1. Remove the seed from each pod and retain the seeds. Roughly chop the jackfruit pieces
2. Soak the two types of rice for at least 3 hours. Grind them together with the jackfruit pieces, jaggery, pinch of salt and pepper powder to a fine paste. Do not use water during grinding unless it is to wet the blade intermittently. The batter should be dryish like dosa batter. If you are making Patholis, add the coconut shavings and follow Step# 3 below. If you are making Gariyo, see Step# 6

3. You can use Teak leaves which lend the desired fragrance and colour to the Patholi to steam the Patholis or Banana leaves will do which then need to be cut in 10x4 sizes (or big enough to accomodate the patholi batter and sufficient space on all sides to make a folded packet)
4. Place a steamer with sufficient water to boil and when it comes to a rolling boil, place the packets & steam for 20minutes.

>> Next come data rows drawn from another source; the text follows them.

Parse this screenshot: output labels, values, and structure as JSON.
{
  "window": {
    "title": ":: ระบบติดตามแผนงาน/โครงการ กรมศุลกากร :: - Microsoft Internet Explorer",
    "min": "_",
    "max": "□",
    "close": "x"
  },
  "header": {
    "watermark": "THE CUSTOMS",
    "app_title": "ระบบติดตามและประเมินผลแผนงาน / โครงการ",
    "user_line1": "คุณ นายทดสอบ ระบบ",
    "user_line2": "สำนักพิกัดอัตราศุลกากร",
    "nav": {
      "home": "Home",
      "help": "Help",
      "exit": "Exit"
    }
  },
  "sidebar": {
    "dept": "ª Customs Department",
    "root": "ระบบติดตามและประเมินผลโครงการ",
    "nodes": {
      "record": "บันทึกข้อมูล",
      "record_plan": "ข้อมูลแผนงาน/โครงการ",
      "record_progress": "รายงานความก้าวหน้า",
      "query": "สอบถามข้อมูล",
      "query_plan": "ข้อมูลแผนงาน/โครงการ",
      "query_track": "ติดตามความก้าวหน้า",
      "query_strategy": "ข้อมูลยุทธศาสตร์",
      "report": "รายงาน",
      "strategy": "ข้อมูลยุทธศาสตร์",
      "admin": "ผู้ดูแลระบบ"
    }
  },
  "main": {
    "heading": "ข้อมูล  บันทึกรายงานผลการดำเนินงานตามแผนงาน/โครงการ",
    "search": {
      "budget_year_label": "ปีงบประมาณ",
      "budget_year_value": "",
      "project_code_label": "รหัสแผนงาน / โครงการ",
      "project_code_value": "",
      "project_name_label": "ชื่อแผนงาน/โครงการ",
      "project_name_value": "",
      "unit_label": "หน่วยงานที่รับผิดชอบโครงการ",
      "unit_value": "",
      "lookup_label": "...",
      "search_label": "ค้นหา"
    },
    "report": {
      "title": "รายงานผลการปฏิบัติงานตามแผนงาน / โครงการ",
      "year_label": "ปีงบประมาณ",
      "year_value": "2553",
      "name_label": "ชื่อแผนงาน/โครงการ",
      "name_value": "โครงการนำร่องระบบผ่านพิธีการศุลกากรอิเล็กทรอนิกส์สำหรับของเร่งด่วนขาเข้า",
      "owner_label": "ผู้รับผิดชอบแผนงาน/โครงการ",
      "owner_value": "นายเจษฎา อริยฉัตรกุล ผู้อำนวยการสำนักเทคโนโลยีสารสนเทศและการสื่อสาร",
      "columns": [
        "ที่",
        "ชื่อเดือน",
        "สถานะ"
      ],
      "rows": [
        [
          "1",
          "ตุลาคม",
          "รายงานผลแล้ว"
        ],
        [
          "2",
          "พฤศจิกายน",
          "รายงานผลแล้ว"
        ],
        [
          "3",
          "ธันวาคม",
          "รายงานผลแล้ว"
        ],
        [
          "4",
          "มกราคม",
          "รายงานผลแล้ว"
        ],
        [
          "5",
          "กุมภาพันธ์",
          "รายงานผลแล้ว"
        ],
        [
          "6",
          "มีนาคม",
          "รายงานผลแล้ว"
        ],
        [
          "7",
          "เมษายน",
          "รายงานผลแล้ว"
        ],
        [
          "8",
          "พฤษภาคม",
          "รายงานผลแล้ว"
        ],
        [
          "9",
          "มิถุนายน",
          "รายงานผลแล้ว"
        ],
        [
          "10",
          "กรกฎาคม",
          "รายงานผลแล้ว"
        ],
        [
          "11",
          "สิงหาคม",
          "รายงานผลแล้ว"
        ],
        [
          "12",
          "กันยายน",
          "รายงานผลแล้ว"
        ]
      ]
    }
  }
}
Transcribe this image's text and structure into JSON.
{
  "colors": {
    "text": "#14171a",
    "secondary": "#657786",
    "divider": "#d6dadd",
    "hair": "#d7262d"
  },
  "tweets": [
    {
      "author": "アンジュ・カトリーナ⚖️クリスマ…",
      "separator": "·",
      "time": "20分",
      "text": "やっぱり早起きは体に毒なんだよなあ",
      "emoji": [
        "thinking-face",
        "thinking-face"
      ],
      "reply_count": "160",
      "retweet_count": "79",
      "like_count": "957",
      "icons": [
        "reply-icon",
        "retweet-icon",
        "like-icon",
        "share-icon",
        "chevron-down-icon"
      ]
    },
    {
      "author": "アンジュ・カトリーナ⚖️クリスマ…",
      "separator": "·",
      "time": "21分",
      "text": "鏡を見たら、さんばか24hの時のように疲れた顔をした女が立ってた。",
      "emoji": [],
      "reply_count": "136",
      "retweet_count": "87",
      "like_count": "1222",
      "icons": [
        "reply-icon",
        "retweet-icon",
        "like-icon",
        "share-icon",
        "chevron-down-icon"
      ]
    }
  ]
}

5. The colour of the leaves would have changed from deep green to brown or purplish brown. The Patholis will also have this colour. Allow to cool, cut & serve!

6. To make Gariyos, add the grated coconut to the batter.
7. Heat oil for deep frying in a deep heavy bottomed pan. When it has heated sufficiently (not smoking hot - but passes the drop test) reduce the flame to medium high & gently put ladles full of batter into the oil. Fry the fritters by tossing them gently so all the sides are uniformly cooked, till the outsides look golden maroon. Remove before they turn black - they should have the colour of gulab jamoons.
8. Place on an absorbent kitchen towel to drain off the excess oil.
9. Serve hot with a cup of hot tea. They taste best when they are slightly cooled as you can get to taste the sweetness of the Jackfruit with the hint of Jaggery & Coconut. Gariyos keep well for 4-5 days in an airtight box.